Hoch die Tassen – 2 Jahre Scheunenladen

Jaja, die Zeit vergeht. Und so sind seit der Eröffnung unseres Scheunenladens inzwischen zwei (!!) Jahre vergangen. Höhen und Tiefen der Direktvermarktung durften wir seitdem erleben. Auf großes Lob folgte manchmal auch Tadel, Kunden kamen dazu und manche blieben auch weg. Man kennt es selbst, in manchen Läden fühlt man sich wohl in manchen nicht – man schwimmt eben nicht mit jedem auf gleicher Wellenlänge.

Am Geburtstag sind kleine Sahne-Sünden erlaubt.

Wir haben saisonale Schwemmen (Zucchini und Tomaten!) und Ebben (im Winter gibt es eben außer Kohl nix Regionales) durchlebt. Wir haben uns manchmal geärgert und ganz oft gefreut, haben fantastische Gespräche geführt, mussten diskutieren, als wir wegen der unkupierten Schnäbel der Hühner die Eierpreise erhöhen mussten (was in der Produktion mehr kostet, muss eben auch im Verkauf angepasst werden – dafür sind wir „Scheunenladen“ und nicht „Lebensmitteleinzelhandel“). Ernteten zum Großteil Verständnis und in nur ganz wenigen Fällen Verärgerung. Abgeschreckt haben wir durch die Preiserhöhung niemanden – ganz im Gegenteil, die Eier-Kunden werden immer mehr.

Direktvermarktung ist direkter

Und als kleines Dankeschön für die Kunden gab es frisch gebackene Waffeln.
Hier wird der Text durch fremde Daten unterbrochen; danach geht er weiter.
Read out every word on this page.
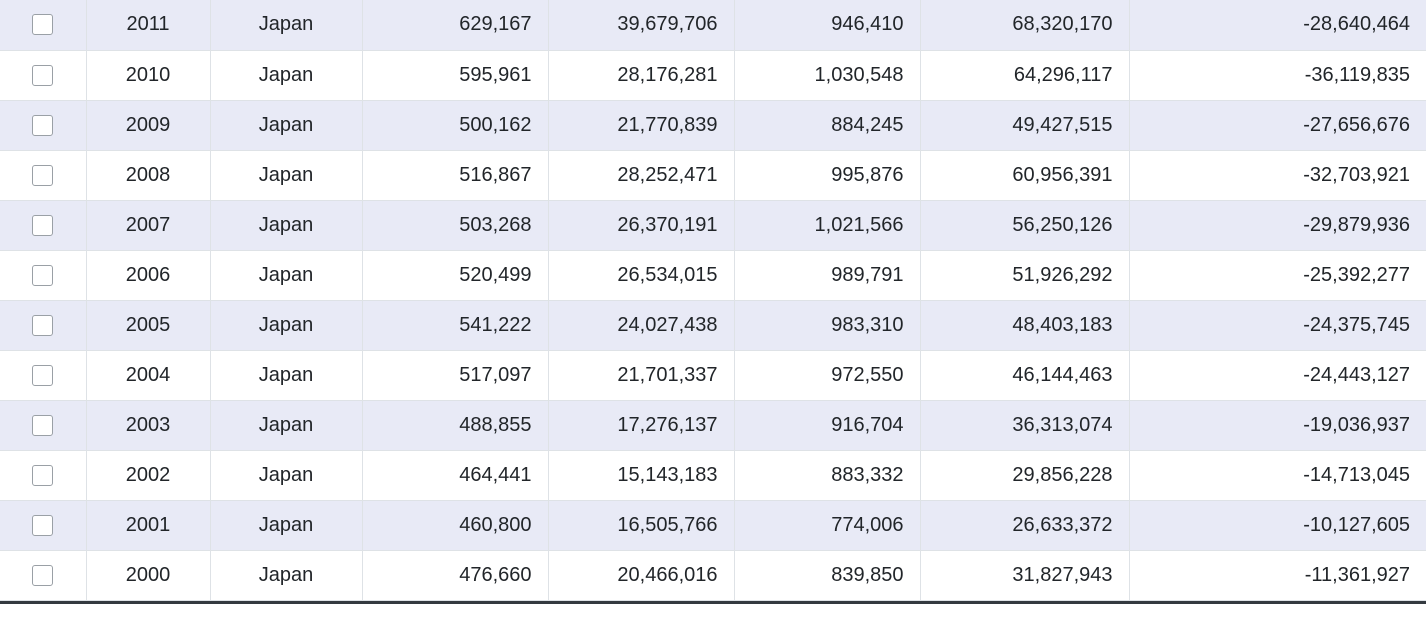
	2011	Japan	629,167	39,679,706	946,410	68,320,170	-28,640,464
	2010	Japan	595,961	28,176,281	1,030,548	64,296,117	-36,119,835
	2009	Japan	500,162	21,770,839	884,245	49,427,515	-27,656,676
	2008	Japan	516,867	28,252,471	995,876	60,956,391	-32,703,921
	2007	Japan	503,268	26,370,191	1,021,566	56,250,126	-29,879,936
	2006	Japan	520,499	26,534,015	989,791	51,926,292	-25,392,277
	2005	Japan	541,222	24,027,438	983,310	48,403,183	-24,375,745
	2004	Japan	517,097	21,701,337	972,550	46,144,463	-24,443,127
	2003	Japan	488,855	17,276,137	916,704	36,313,074	-19,036,937
	2002	Japan	464,441	15,143,183	883,332	29,856,228	-14,713,045
	2001	Japan	460,800	16,505,766	774,006	26,633,372	-10,127,605
	2000	Japan	476,660	20,466,016	839,850	31,827,943	-11,361,927
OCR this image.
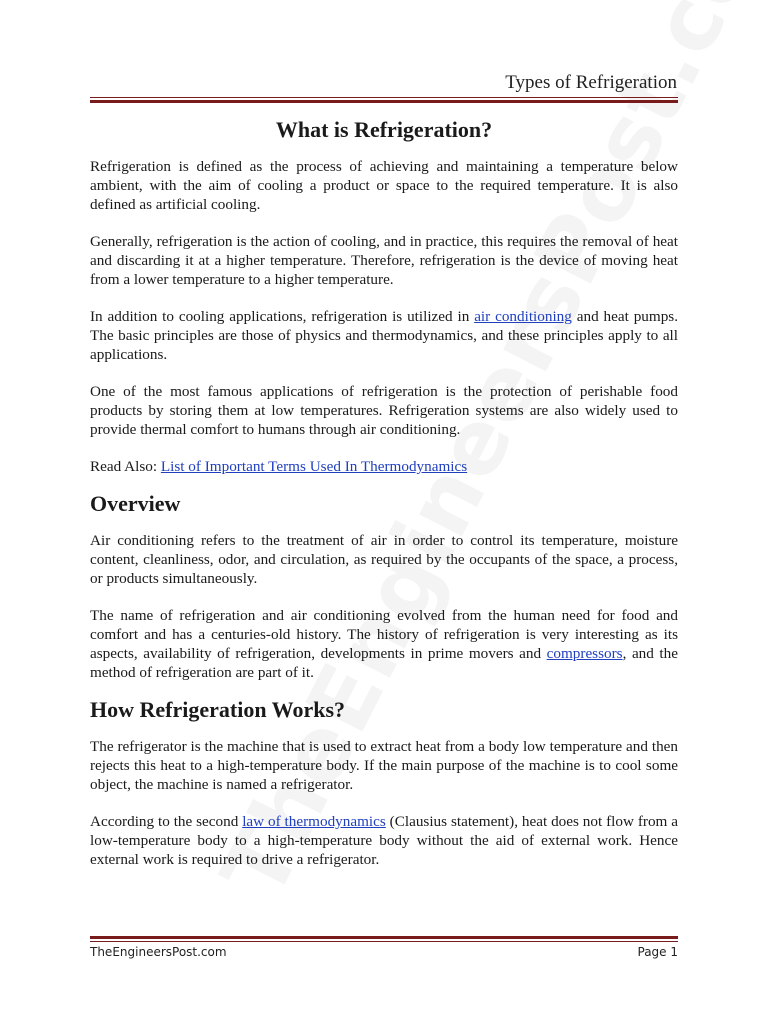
Types of Refrigeration
What is Refrigeration?

Refrigeration is defined as the process of achieving and maintaining a temperature below ambient, with the aim of cooling a product or space to the required temperature. It is also defined as artificial cooling.

Generally, refrigeration is the action of cooling, and in practice, this requires the removal of heat and discarding it at a higher temperature. Therefore, refrigeration is the device of moving heat from a lower temperature to a higher temperature.

In addition to cooling applications, refrigeration is utilized in air conditioning and heat pumps. The basic principles are those of physics and thermodynamics, and these principles apply to all applications.

One of the most famous applications of refrigeration is the protection of perishable food products by storing them at low temperatures. Refrigeration systems are also widely used to provide thermal comfort to humans through air conditioning.

Read Also: List of Important Terms Used In Thermodynamics

Overview

Air conditioning refers to the treatment of air in order to control its temperature, moisture content, cleanliness, odor, and circulation, as required by the occupants of the space, a process, or products simultaneously.

The name of refrigeration and air conditioning evolved from the human need for food and comfort and has a centuries-old history. The history of refrigeration is very interesting as its aspects, availability of refrigeration, developments in prime movers and compressors, and the method of refrigeration are part of it.

How Refrigeration Works?

The refrigerator is the machine that is used to extract heat from a body low temperature and then rejects this heat to a high-temperature body. If the main purpose of the machine is to cool some object, the machine is named a refrigerator.

According to the second law of thermodynamics (Clausius statement), heat does not flow from a low-temperature body to a high-temperature body without the aid of external work. Hence external work is required to drive a refrigerator.

TheEngineersPost.com	Page 1
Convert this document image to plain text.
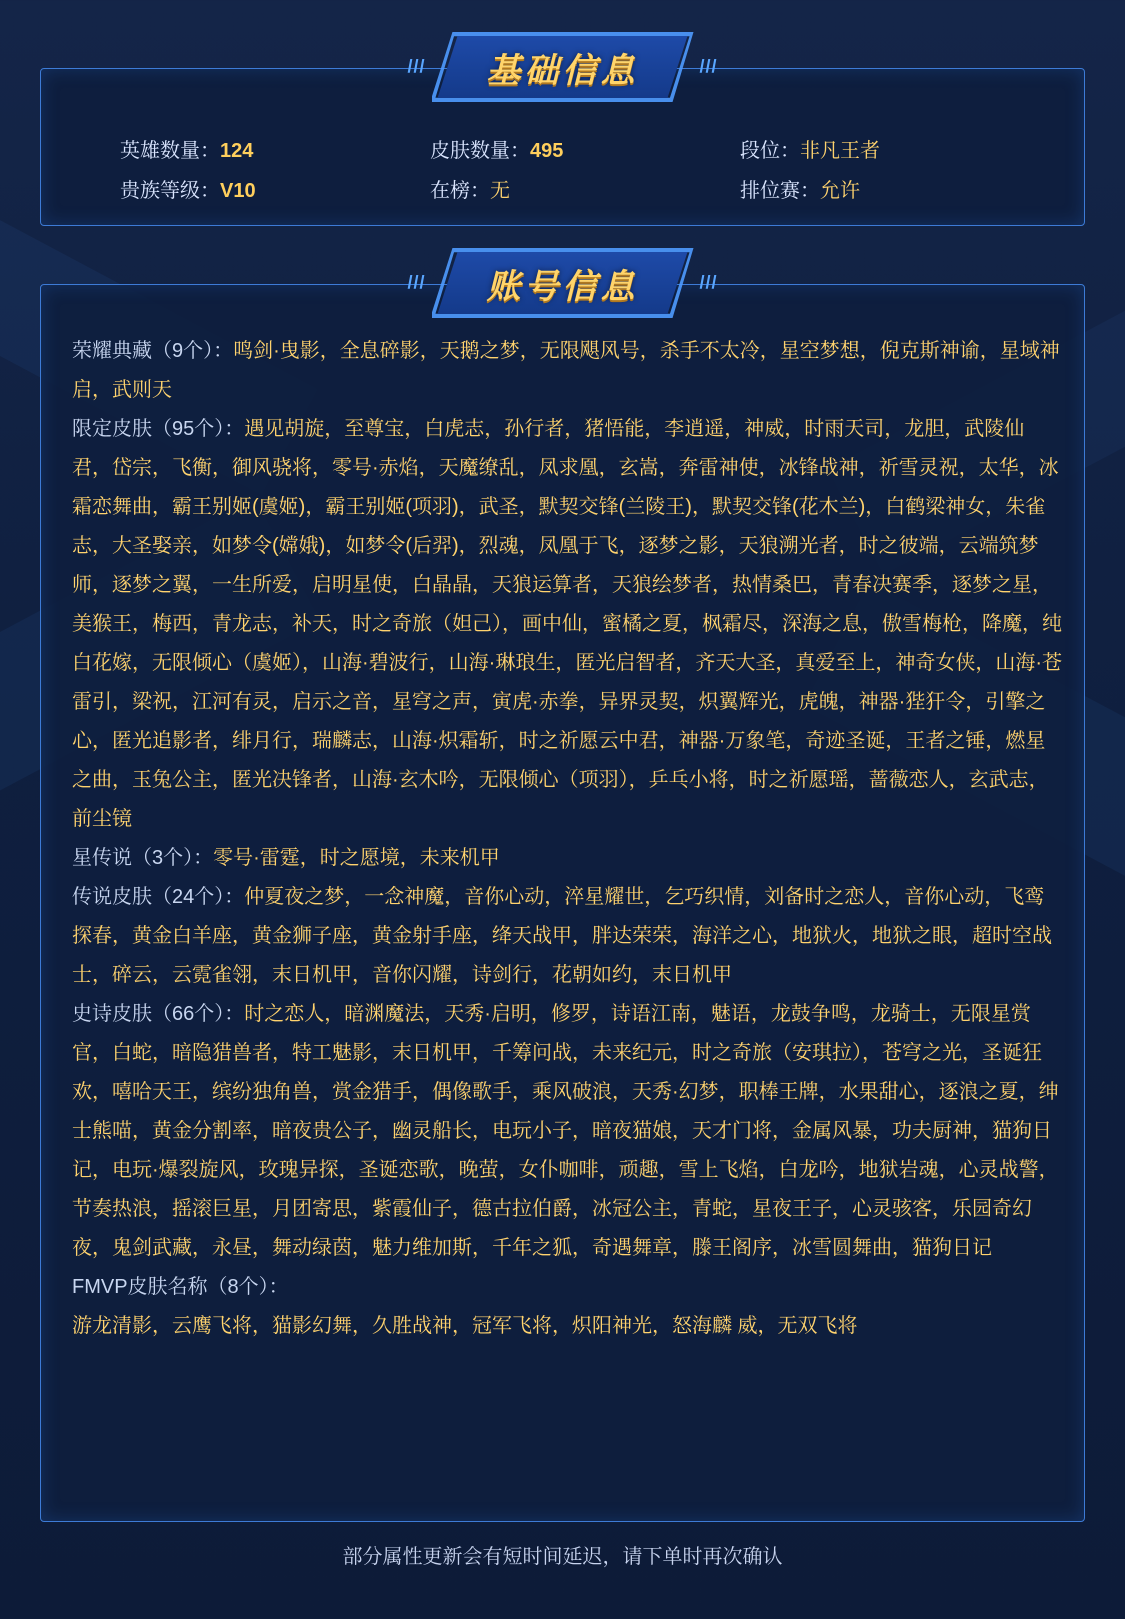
///	基础信息	///
英雄数量：124	皮肤数量：495	段位：非凡王者
贵族等级：V10	在榜：无	排位赛：允许
///	账号信息	///

荣耀典藏（9个）：鸣剑·曳影，全息碎影，天鹅之梦，无限飓风号，杀手不太冷，星空梦想，倪克斯神谕，星域神启，武则天

限定皮肤（95个）：遇见胡旋，至尊宝，白虎志，孙行者，猪悟能，李逍遥，神威，时雨天司，龙胆，武陵仙君，岱宗，飞衡，御风骁将，零号·赤焰，天魔缭乱，凤求凰，玄嵩，奔雷神使，冰锋战神，祈雪灵祝，太华，冰霜恋舞曲，霸王别姬(虞姬)，霸王别姬(项羽)，武圣，默契交锋(兰陵王)，默契交锋(花木兰)，白鹤梁神女，朱雀志，大圣娶亲，如梦令(嫦娥)，如梦令(后羿)，烈魂，凤凰于飞，逐梦之影，天狼溯光者，时之彼端，云端筑梦师，逐梦之翼，一生所爱，启明星使，白晶晶，天狼运算者，天狼绘梦者，热情桑巴，青春决赛季，逐梦之星，美猴王，梅西，青龙志，补天，时之奇旅（妲己），画中仙，蜜橘之夏，枫霜尽，深海之息，傲雪梅枪，降魔，纯白花嫁，无限倾心（虞姬），山海·碧波行，山海·琳琅生，匿光启智者，齐天大圣，真爱至上，神奇女侠，山海·苍雷引，梁祝，江河有灵，启示之音，星穹之声，寅虎·赤拳，异界灵契，炽翼辉光，虎魄，神器·狴犴令，引擎之心，匿光追影者，绯月行，瑞麟志，山海·炽霜斩，时之祈愿云中君，神器·万象笔，奇迹圣诞，王者之锤，燃星之曲，玉兔公主，匿光决锋者，山海·玄木吟，无限倾心（项羽），乒乓小将，时之祈愿瑶，蔷薇恋人，玄武志，前尘镜

星传说（3个）：零号·雷霆，时之愿境，未来机甲

传说皮肤（24个）：仲夏夜之梦，一念神魔，音你心动，淬星耀世，乞巧织情，刘备时之恋人，音你心动，飞鸾探春，黄金白羊座，黄金狮子座，黄金射手座，绛天战甲，胖达荣荣，海洋之心，地狱火，地狱之眼，超时空战士，碎云，云霓雀翎，末日机甲，音你闪耀，诗剑行，花朝如约，末日机甲

史诗皮肤（66个）：时之恋人，暗渊魔法，天秀·启明，修罗，诗语江南，魅语，龙鼓争鸣，龙骑士，无限星赏官，白蛇，暗隐猎兽者，特工魅影，末日机甲，千筹问战，未来纪元，时之奇旅（安琪拉），苍穹之光，圣诞狂欢，嘻哈天王，缤纷独角兽，赏金猎手，偶像歌手，乘风破浪，天秀·幻梦，职棒王牌，水果甜心，逐浪之夏，绅士熊喵，黄金分割率，暗夜贵公子，幽灵船长，电玩小子，暗夜猫娘，天才门将，金属风暴，功夫厨神，猫狗日记，电玩·爆裂旋风，玫瑰异探，圣诞恋歌，晚萤，女仆咖啡，顽趣，雪上飞焰，白龙吟，地狱岩魂，心灵战警，节奏热浪，摇滚巨星，月团寄思，紫霞仙子，德古拉伯爵，冰冠公主，青蛇，星夜王子，心灵骇客，乐园奇幻夜，鬼剑武藏，永昼，舞动绿茵，魅力维加斯，千年之狐，奇遇舞章，滕王阁序，冰雪圆舞曲，猫狗日记

FMVP皮肤名称（8个）：
游龙清影，云鹰飞将，猫影幻舞，久胜战神，冠军飞将，炽阳神光，怒海麟 威，无双飞将

部分属性更新会有短时间延迟，请下单时再次确认
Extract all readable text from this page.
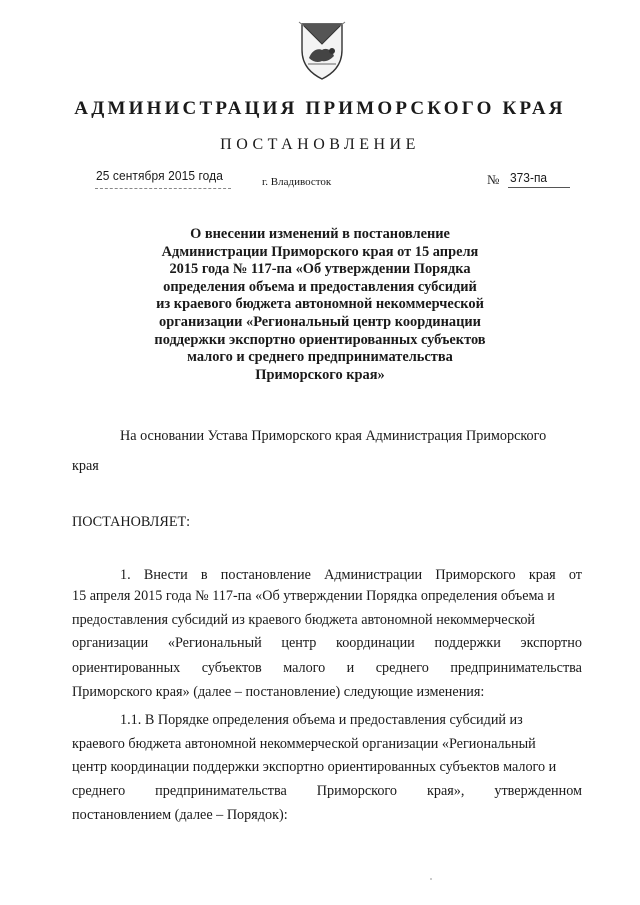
АДМИНИСТРАЦИЯ ПРИМОРСКОГО КРАЯ
ПОСТАНОВЛЕНИЕ
25 сентября 2015 года	г. Владивосток	№ 373-па
О внесении изменений в постановление
Администрации Приморского края от 15 апреля
2015 года № 117-па «Об утверждении Порядка
определения объема и предоставления субсидий
из краевого бюджета автономной некоммерческой
организации «Региональный центр координации
поддержки экспортно ориентированных субъектов
малого и среднего предпринимательства
Приморского края»
На основании Устава Приморского края Администрация Приморского
края
ПОСТАНОВЛЯЕТ:
1. Внести в постановление Администрации Приморского края от
15 апреля 2015 года № 117-па «Об утверждении Порядка определения объема и
предоставления субсидий из краевого бюджета автономной некоммерческой
организации «Региональный центр координации поддержки экспортно
ориентированных субъектов малого и среднего предпринимательства
Приморского края» (далее – постановление) следующие изменения:
1.1. В Порядке определения объема и предоставления субсидий из
краевого бюджета автономной некоммерческой организации «Региональный
центр координации поддержки экспортно ориентированных субъектов малого и
среднего предпринимательства Приморского края», утвержденном
постановлением (далее – Порядок):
Die Direktvermarktung ist familiären, „näher dran“. Als Chef oder Chefin, Verkäufer oder Verkäuferin bekommt man Positives, wie auch Negatives, direkter zu spüren, nimmt sich manches vielleicht auch persönlicher. Es „menschelt“ mehr, man hat einen viel engeren und persönlicheren Kontakt zu den Kunden. Das macht es schön – und in Einzelfällen kompliziert.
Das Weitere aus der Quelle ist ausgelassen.